Pacemakers the Latest Hacking Target

A report, to be presented at a California computer-security conference in May, suggests that pacemakers and defibrillators may be targets for hacking.

Millions of Americans have pacemakers, which keeps hearts beating regularly, or an implanted defibrillator, which can restart stopped hearts with an electric jolt. After implanting a defibrillator under a patient's skin, a doctor uses a special device, about the size of a breadbox, to tell the defibrillator what to do -- for example, to instruct it to keep the heart beating at a certain rate or deliver a test jolt.

The devices, called programmers, communicate with a defibrillator using radio waves. To prevent tampering, only physicians are allowed to buy one from the manufacturers -- Medtronic Inc., Boston Scientific Corp., and St. Jude Medical Inc.
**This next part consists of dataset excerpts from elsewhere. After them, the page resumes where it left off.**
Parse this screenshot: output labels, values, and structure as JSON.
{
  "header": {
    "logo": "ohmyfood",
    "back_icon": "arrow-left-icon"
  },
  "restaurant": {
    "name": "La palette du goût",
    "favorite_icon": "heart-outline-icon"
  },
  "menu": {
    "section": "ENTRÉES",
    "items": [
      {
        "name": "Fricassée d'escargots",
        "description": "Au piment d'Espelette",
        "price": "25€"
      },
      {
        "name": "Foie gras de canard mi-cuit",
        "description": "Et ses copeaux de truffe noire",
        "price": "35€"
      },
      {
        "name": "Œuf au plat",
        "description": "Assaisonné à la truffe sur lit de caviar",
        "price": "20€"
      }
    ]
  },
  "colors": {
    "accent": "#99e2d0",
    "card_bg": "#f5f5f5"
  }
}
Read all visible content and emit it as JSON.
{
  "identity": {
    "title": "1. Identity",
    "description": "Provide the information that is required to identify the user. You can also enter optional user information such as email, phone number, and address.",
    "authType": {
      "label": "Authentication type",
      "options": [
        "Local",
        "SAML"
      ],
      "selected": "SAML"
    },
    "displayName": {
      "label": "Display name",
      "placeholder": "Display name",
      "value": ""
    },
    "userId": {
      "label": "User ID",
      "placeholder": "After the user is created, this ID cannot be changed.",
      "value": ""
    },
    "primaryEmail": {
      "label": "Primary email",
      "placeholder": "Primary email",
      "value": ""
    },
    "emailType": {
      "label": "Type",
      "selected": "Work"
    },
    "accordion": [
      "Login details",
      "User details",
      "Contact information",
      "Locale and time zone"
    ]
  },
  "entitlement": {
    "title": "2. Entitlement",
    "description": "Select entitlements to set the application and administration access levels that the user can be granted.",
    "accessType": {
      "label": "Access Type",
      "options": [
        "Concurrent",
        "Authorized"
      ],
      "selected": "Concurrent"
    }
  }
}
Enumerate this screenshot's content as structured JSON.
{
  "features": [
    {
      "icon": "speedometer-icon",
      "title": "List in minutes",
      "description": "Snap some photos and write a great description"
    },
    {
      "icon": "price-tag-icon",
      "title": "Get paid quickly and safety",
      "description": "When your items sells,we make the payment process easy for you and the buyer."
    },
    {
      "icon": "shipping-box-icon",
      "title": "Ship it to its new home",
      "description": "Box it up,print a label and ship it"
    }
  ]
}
But hackers could transmit the same radio signals -- causing a defibrillator to shock or shut down, or divulge a patient's medical information -- without needing a programmer, researchers found in a laboratory test of one model from Medtronic.


Great, now we need antivirus apps for our pacemakers.  Seriously though, although this has never happened yet (and thanks to you researchers for giving hackers a new idea), it could happen.  Perhaps a serial number for the device that has to be entered for the programmer to work would fix the problem?  Or some other such way of preventing just anyone from controlling a pacemaker?  You can imagine the problem if the records holding the information necessary for reprogramming were lost, however.